İmam Malik: "Bir adam bir koçu veya bir sığırı ya da bir deveyi kendisi ve şer'an bakmakla yükümlü olduğu aile halkı için kurban olarak kesmesi caiz olur/' demiştir. Ona göre hedy kurbanları da böyledir.

Şafii, Ebu Hanife ve bir cemaat, bir adamın bir deveyi yedi kişi adına kes­mesine cevaz vermişlerdir. Sığırdan kurban da hedy olarak böyledir.

Alimler bir koçun ancak bir kişi için yeterli olacağı üzerinde icma etmişlerdir. Ancak İmam Malik'in rivayetine göre bir adamın ortaklık bakımından değil de kendisi ve ev halkı için tek başına satm aldığı bir koçu kesmesi yeterli olur."

Şevkâni, Neylü'l-Evtar'da şunları kaydeder:

"Bir koyunu kendisi ve ev halkı için kurban ederdi," sözü, bir koyunun ev halkı için yeterli olacağına delildir. Çünkü Sahabe-i Kiram Hz. Peygamber (a.s) zamanında böyle yapıyorlardı.

Bunun manası şu olur: Hz. Peygamber (a.s) buna muttali idi ve onlara karşı çıkmadı.

Yine şu hadis-i şerif de bu hususa delildir:

"Her yılda ev halkının tümüne bir kurban gerekir."

 

4704-Ahmed bin Hanbel, eş-Şa'bi (r.a)'den rivayet etmiştir: "Şa'bi dedi ki: "İbni Ömer (r.a)'e "Deve ve sığır yedi kişi için yeterli olur mu?" diye sordum. O da:

"Ey Şa'bi, deve yedi kişi içindir," dedi. Ben:

"Hz. Muhammed (a.s)'m ashabı, Resulullah (a.s)'ın bir devenin de yedi kişi ve bir sığırın da yedi kişi için yeterli olacağını iddia ediyorlar," dedim. İbni Ömer (r.a) de bir adama:

"Böyle mi, ey falan?" diye sordu. O adam da; "Evet," deyince, İbni Ömer:' "Ben bunu duymadım," dedi." [60]

 

4705-Tirmizi, İbni Abbas (r.a)'dan rivayet etmiştir:

"Bir yolculukta Resulullah (a.s) ile beraberdik.
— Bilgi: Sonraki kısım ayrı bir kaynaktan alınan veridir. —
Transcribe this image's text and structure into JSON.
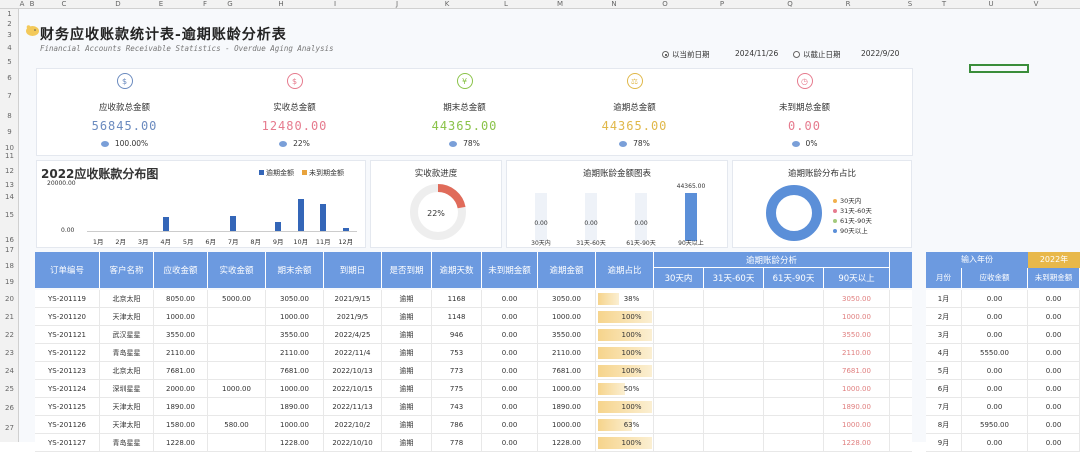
{
  "columns": [
    "A",
    "B",
    "C",
    "D",
    "E",
    "F",
    "G",
    "H",
    "I",
    "J",
    "K",
    "L",
    "M",
    "N",
    "O",
    "P",
    "Q",
    "R",
    "S",
    "T",
    "U",
    "V"
  ],
  "rows": [
    "1",
    "2",
    "3",
    "4",
    "5",
    "6",
    "7",
    "8",
    "9",
    "10",
    "11",
    "12",
    "13",
    "14",
    "15",
    "16",
    "17",
    "18",
    "19",
    "20",
    "21",
    "22",
    "23",
    "24",
    "25",
    "26",
    "27"
  ],
  "title": "财务应收账款统计表-逾期账龄分析表",
  "subtitle": "Financial Accounts Receivable Statistics - Overdue Aging Analysis",
  "options": {
    "current_label": "以当前日期",
    "current_date": "2024/11/26",
    "cutoff_label": "以截止日期",
    "cutoff_date": "2022/9/20"
  },
  "kpis": [
    {
      "label": "应收款总金额",
      "value": "56845.00",
      "pct": "100.00%",
      "color": "#6b8bbf",
      "icon": "money-bag-icon",
      "icon_glyph": "$"
    },
    {
      "label": "实收总金额",
      "value": "12480.00",
      "pct": "22%",
      "color": "#e67b8e",
      "icon": "cash-icon",
      "icon_glyph": "$"
    },
    {
      "label": "期末总金额",
      "value": "44365.00",
      "pct": "78%",
      "color": "#8bc34a",
      "icon": "yuan-icon",
      "icon_glyph": "¥"
    },
    {
      "label": "逾期总金额",
      "value": "44365.00",
      "pct": "78%",
      "color": "#e0b84a",
      "icon": "scale-icon",
      "icon_glyph": "⚖"
    },
    {
      "label": "未到期总金额",
      "value": "0.00",
      "pct": "0%",
      "color": "#e67b8e",
      "icon": "clock-icon",
      "icon_glyph": "◷"
    }
  ],
  "dist_chart": {
    "title": "2022应收账款分布图",
    "legend": [
      "逾期金额",
      "未到期金额"
    ],
    "legend_colors": [
      "#3466b8",
      "#e8a33d"
    ],
    "ymax_label": "20000.00",
    "ymin_label": "0.00",
    "chart_data": {
      "type": "bar",
      "categories": [
        "1月",
        "2月",
        "3月",
        "4月",
        "5月",
        "6月",
        "7月",
        "8月",
        "9月",
        "10月",
        "11月",
        "12月"
      ],
      "series": [
        {
          "name": "逾期金额",
          "values": [
            0,
            0,
            0,
            5550,
            0,
            0,
            5950,
            0,
            3550,
            13000,
            11000,
            1200
          ]
        },
        {
          "name": "未到期金额",
          "values": [
            0,
            0,
            0,
            0,
            0,
            0,
            0,
            0,
            0,
            0,
            0,
            0
          ]
        }
      ],
      "ylim": [
        0,
        20000
      ]
    }
  },
  "progress": {
    "title": "实收款进度",
    "pct": "22%",
    "pct_value": 0.22,
    "color": "#e06b5a"
  },
  "overdue_chart": {
    "title": "逾期账龄金额图表",
    "top_label": "44365.00",
    "chart_data": {
      "type": "bar",
      "categories": [
        "30天内",
        "31天-60天",
        "61天-90天",
        "90天以上"
      ],
      "values": [
        0,
        0,
        0,
        44365
      ],
      "value_labels": [
        "0.00",
        "0.00",
        "0.00",
        "44365.00"
      ]
    }
  },
  "ratio_chart": {
    "title": "逾期账龄分布占比",
    "legend": [
      "30天内",
      "31天-60天",
      "61天-90天",
      "90天以上"
    ],
    "colors": [
      "#f1b04c",
      "#e67b8e",
      "#a3c97c",
      "#5b8fd8"
    ]
  },
  "table": {
    "headers": [
      "订单编号",
      "客户名称",
      "应收金额",
      "实收金额",
      "期末余额",
      "到期日",
      "是否到期",
      "逾期天数",
      "未到期金额",
      "逾期金额",
      "逾期占比"
    ],
    "aging_group": "逾期账龄分析",
    "aging_headers": [
      "30天内",
      "31天-60天",
      "61天-90天",
      "90天以上"
    ],
    "rows": [
      [
        "YS-201119",
        "北京太阳",
        "8050.00",
        "5000.00",
        "3050.00",
        "2021/9/15",
        "逾期",
        "1168",
        "0.00",
        "3050.00",
        "38%",
        "",
        "",
        "",
        "3050.00"
      ],
      [
        "YS-201120",
        "天津太阳",
        "1000.00",
        "",
        "1000.00",
        "2021/9/5",
        "逾期",
        "1148",
        "0.00",
        "1000.00",
        "100%",
        "",
        "",
        "",
        "1000.00"
      ],
      [
        "YS-201121",
        "武汉星星",
        "3550.00",
        "",
        "3550.00",
        "2022/4/25",
        "逾期",
        "946",
        "0.00",
        "3550.00",
        "100%",
        "",
        "",
        "",
        "3550.00"
      ],
      [
        "YS-201122",
        "青岛星星",
        "2110.00",
        "",
        "2110.00",
        "2022/11/4",
        "逾期",
        "753",
        "0.00",
        "2110.00",
        "100%",
        "",
        "",
        "",
        "2110.00"
      ],
      [
        "YS-201123",
        "北京太阳",
        "7681.00",
        "",
        "7681.00",
        "2022/10/13",
        "逾期",
        "773",
        "0.00",
        "7681.00",
        "100%",
        "",
        "",
        "",
        "7681.00"
      ],
      [
        "YS-201124",
        "深圳星星",
        "2000.00",
        "1000.00",
        "1000.00",
        "2022/10/15",
        "逾期",
        "775",
        "0.00",
        "1000.00",
        "50%",
        "",
        "",
        "",
        "1000.00"
      ],
      [
        "YS-201125",
        "天津太阳",
        "1890.00",
        "",
        "1890.00",
        "2022/11/13",
        "逾期",
        "743",
        "0.00",
        "1890.00",
        "100%",
        "",
        "",
        "",
        "1890.00"
      ],
      [
        "YS-201126",
        "天津太阳",
        "1580.00",
        "580.00",
        "1000.00",
        "2022/10/2",
        "逾期",
        "786",
        "0.00",
        "1000.00",
        "63%",
        "",
        "",
        "",
        "1000.00"
      ],
      [
        "YS-201127",
        "青岛星星",
        "1228.00",
        "",
        "1228.00",
        "2022/10/10",
        "逾期",
        "778",
        "0.00",
        "1228.00",
        "100%",
        "",
        "",
        "",
        "1228.00"
      ]
    ],
    "pct_values": [
      0.38,
      1,
      1,
      1,
      1,
      0.5,
      1,
      0.63,
      1
    ]
  },
  "side_table": {
    "header": "输入年份",
    "year": "2022年",
    "cols": [
      "月份",
      "应收金额",
      "未到期金额"
    ],
    "rows": [
      [
        "1月",
        "0.00",
        "0.00"
      ],
      [
        "2月",
        "0.00",
        "0.00"
      ],
      [
        "3月",
        "0.00",
        "0.00"
      ],
      [
        "4月",
        "5550.00",
        "0.00"
      ],
      [
        "5月",
        "0.00",
        "0.00"
      ],
      [
        "6月",
        "0.00",
        "0.00"
      ],
      [
        "7月",
        "0.00",
        "0.00"
      ],
      [
        "8月",
        "5950.00",
        "0.00"
      ],
      [
        "9月",
        "0.00",
        "0.00"
      ]
    ]
  }
}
Derken kurban bayramı girdi ve biz, sığırda yedi kişi, devede on kişi ortak olduk." [61]            

 

Bir Açıklama

 

Alimler, bir kurbanlıkta yediden fazla kişinin ortak olmalarının caiz olma­yacağı üzerinde icma etmişlerdir. Her ne kadar İbni Abbas (r.a) ve başkaları tarafından ve Râfi1 bin Hadic hadisinde; "Kurbanlık deve on kişi içindir," şeklinde rivayet edilmişse de bu caiz değildir.

Tahavi: "Alimlerin bir kurbanda yediden fazla kişinin ortaklıklarının caiz olmadığı üzerindeki icmalan bu konudaki eserlerin sahih olmadığına delildir" demiştir.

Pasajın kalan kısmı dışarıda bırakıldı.